Why the Selloff in Solar Stocks Looks Overdone
Solar stocks fell sharply on Tuesday after California proposed new rules that would make it more expensive for homeowners to generate power from panels on their roofs. But one analyst thinks that the selloff was too steep and that the stocks of solar developers are now discounting a future that seems too bleak.
The California Public Utilities Commission proposed that homeowners who install solar roofs pay a monthly grid fee that could come to about $40 for the average roof. And the payments solar owners would get for sending power back to the grid when they’re not using it would decrease.
All in all, the value proposition of owning solar would become less attractive, and several analysts said that homeowners might balk at adding panels. Solar developers Sunrun (ticker: RUN), SunPower (SPWR) and Sunnova Energy International (NOVA) all fell more than 10% on Tuesday, and were down again — though less sharply — on Wednesday.

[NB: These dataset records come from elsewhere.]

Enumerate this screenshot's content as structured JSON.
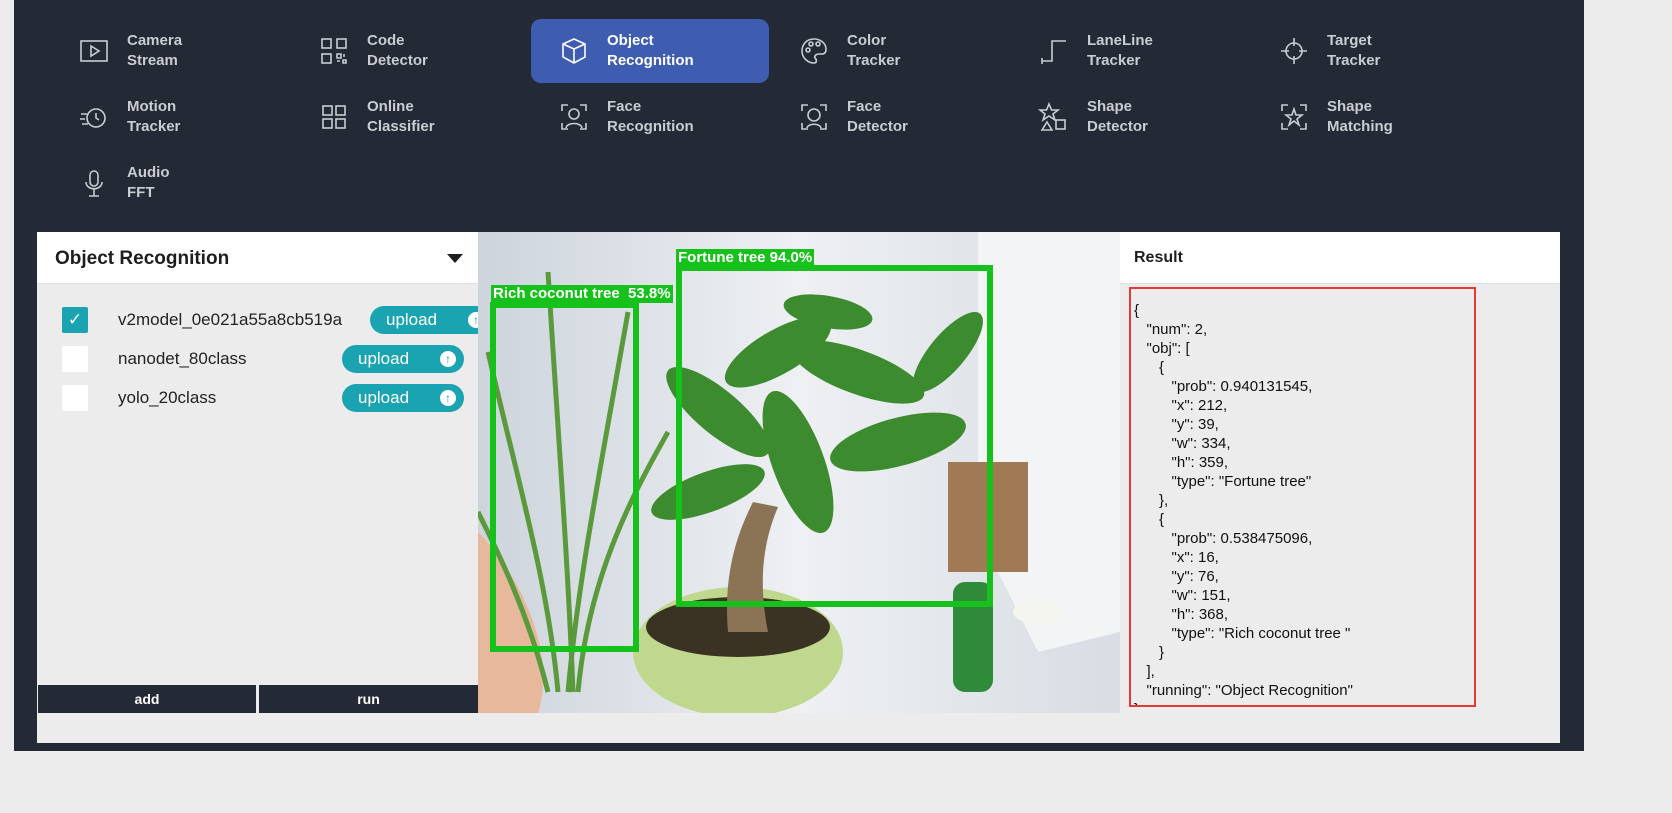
{
  "nav": {
    "items": [
      {
        "label": "Camera\nStream",
        "icon": "play-icon"
      },
      {
        "label": "Code\nDetector",
        "icon": "qr-code-icon"
      },
      {
        "label": "Object\nRecognition",
        "icon": "cube-icon"
      },
      {
        "label": "Color\nTracker",
        "icon": "palette-icon"
      },
      {
        "label": "LaneLine\nTracker",
        "icon": "lane-line-icon"
      },
      {
        "label": "Target\nTracker",
        "icon": "crosshair-icon"
      },
      {
        "label": "Motion\nTracker",
        "icon": "motion-icon"
      },
      {
        "label": "Online\nClassifier",
        "icon": "grid-icon"
      },
      {
        "label": "Face\nRecognition",
        "icon": "face-recognition-icon"
      },
      {
        "label": "Face\nDetector",
        "icon": "face-detector-icon"
      },
      {
        "label": "Shape\nDetector",
        "icon": "shapes-icon"
      },
      {
        "label": "Shape\nMatching",
        "icon": "shape-match-icon"
      },
      {
        "label": "Audio\nFFT",
        "icon": "microphone-icon"
      }
    ],
    "active": "Object\nRecognition"
  },
  "left_panel": {
    "title": "Object Recognition",
    "models": [
      {
        "name": "v2model_0e021a55a8cb519a",
        "checked": true,
        "upload_label": "upload"
      },
      {
        "name": "nanodet_80class",
        "checked": false,
        "upload_label": "upload"
      },
      {
        "name": "yolo_20class",
        "checked": false,
        "upload_label": "upload"
      }
    ],
    "checkmark": "✓",
    "add_label": "add",
    "run_label": "run"
  },
  "camera": {
    "detections": [
      {
        "label": "Fortune tree 94.0%"
      },
      {
        "label": "Rich coconut tree  53.8%"
      }
    ]
  },
  "result": {
    "title": "Result",
    "json": "{\n   \"num\": 2,\n   \"obj\": [\n      {\n         \"prob\": 0.940131545,\n         \"x\": 212,\n         \"y\": 39,\n         \"w\": 334,\n         \"h\": 359,\n         \"type\": \"Fortune tree\"\n      },\n      {\n         \"prob\": 0.538475096,\n         \"x\": 16,\n         \"y\": 76,\n         \"w\": 151,\n         \"h\": 368,\n         \"type\": \"Rich coconut tree \"\n      }\n   ],\n   \"running\": \"Object Recognition\"\n}"
  },
  "colors": {
    "nav_bg": "#232a35",
    "active_bg": "#3f5db0",
    "accent_teal": "#1aa3b0",
    "detection_green": "#16c11c",
    "result_border": "#e53935"
  }
}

But J.P. Morgan analyst Mark Strouse argues that Sunrun and Sunnova are attractive buys at current levels because investors are no longer giving them much credit for their growth prospects. (He rates SunPower at Underweight, noting that the company’s execution has been spotty in the past.)
“We look at Sunrun and Sunnova’s valuation compared to their existing portfolio of operating assets,” Strouse wrote. “For both stocks, the multiple is now about 25% lower than the average for the past year. Said another way, excluding the value of existing operating assets, the stocks are assigning about 50% less value to future growth than the one year average. We believe California represents about 40% of Sunrun’s growth and about 20% of Sunnova’s, so a 50% decline in the valuation of future growth seems overdone, even in a worst-case scenario for the California market.”

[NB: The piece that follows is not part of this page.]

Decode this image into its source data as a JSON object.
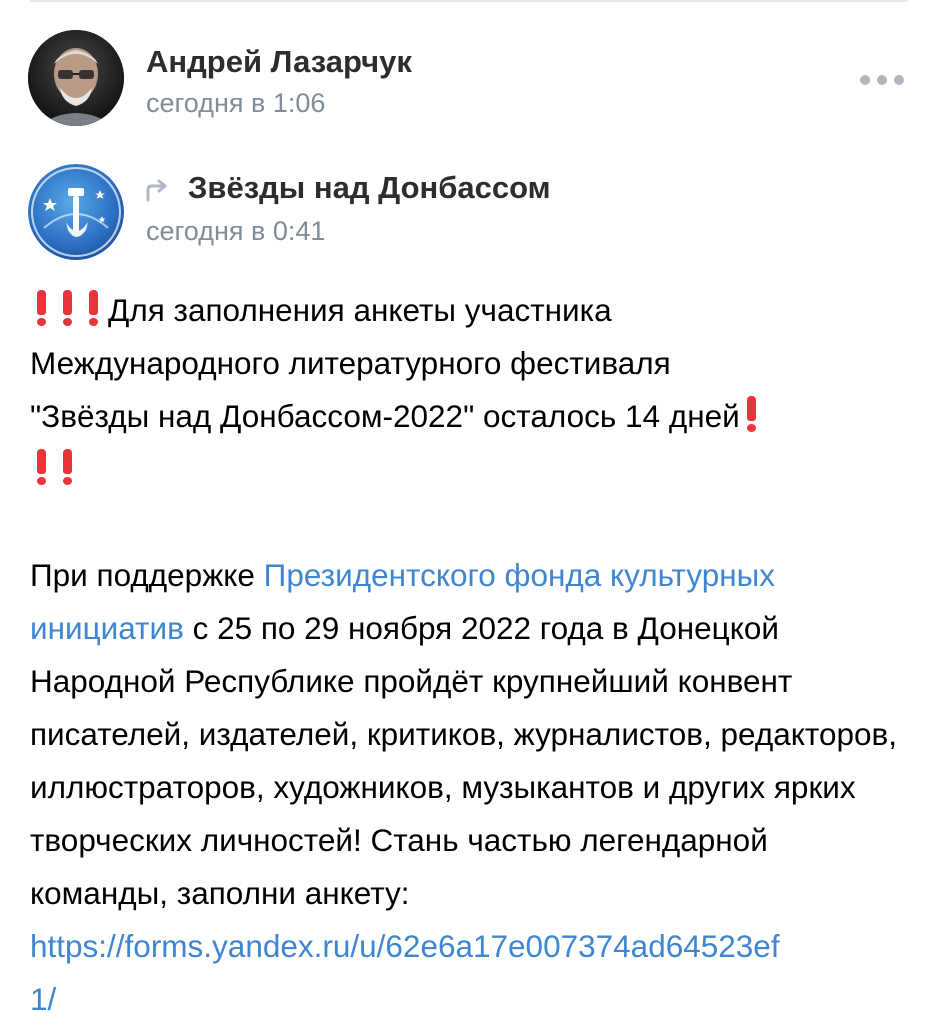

Solar stocks have fluctuated considerably, sometimes because of government policies. Sunrun is down 50% this year and Sunnova is off by 36%, but both stocks more than quadrupled in 2020. Strouse thinks Sunrun can rise to $86 from a recent $35, and that Sunnova can climb to $66 from a recent $29.
One reason Strouse thinks investors shouldn’t be so gloomy is that the California proposal may not be adopted as currently written. In fact, the commissioner who issued it is leaving before the end of the new year, and a replacement could be more favorable to the industry.
“We also expect a media blitz by local politicians and solar industry participants, which could result in a final determination with more favorable terms,” Strouse wrote.
He also thinks homeowners can work around the rules, perhaps by adding battery storage to their solar systems to disconnect from the grid. Battery systems are one of the biggest growth opportunities for solar companies.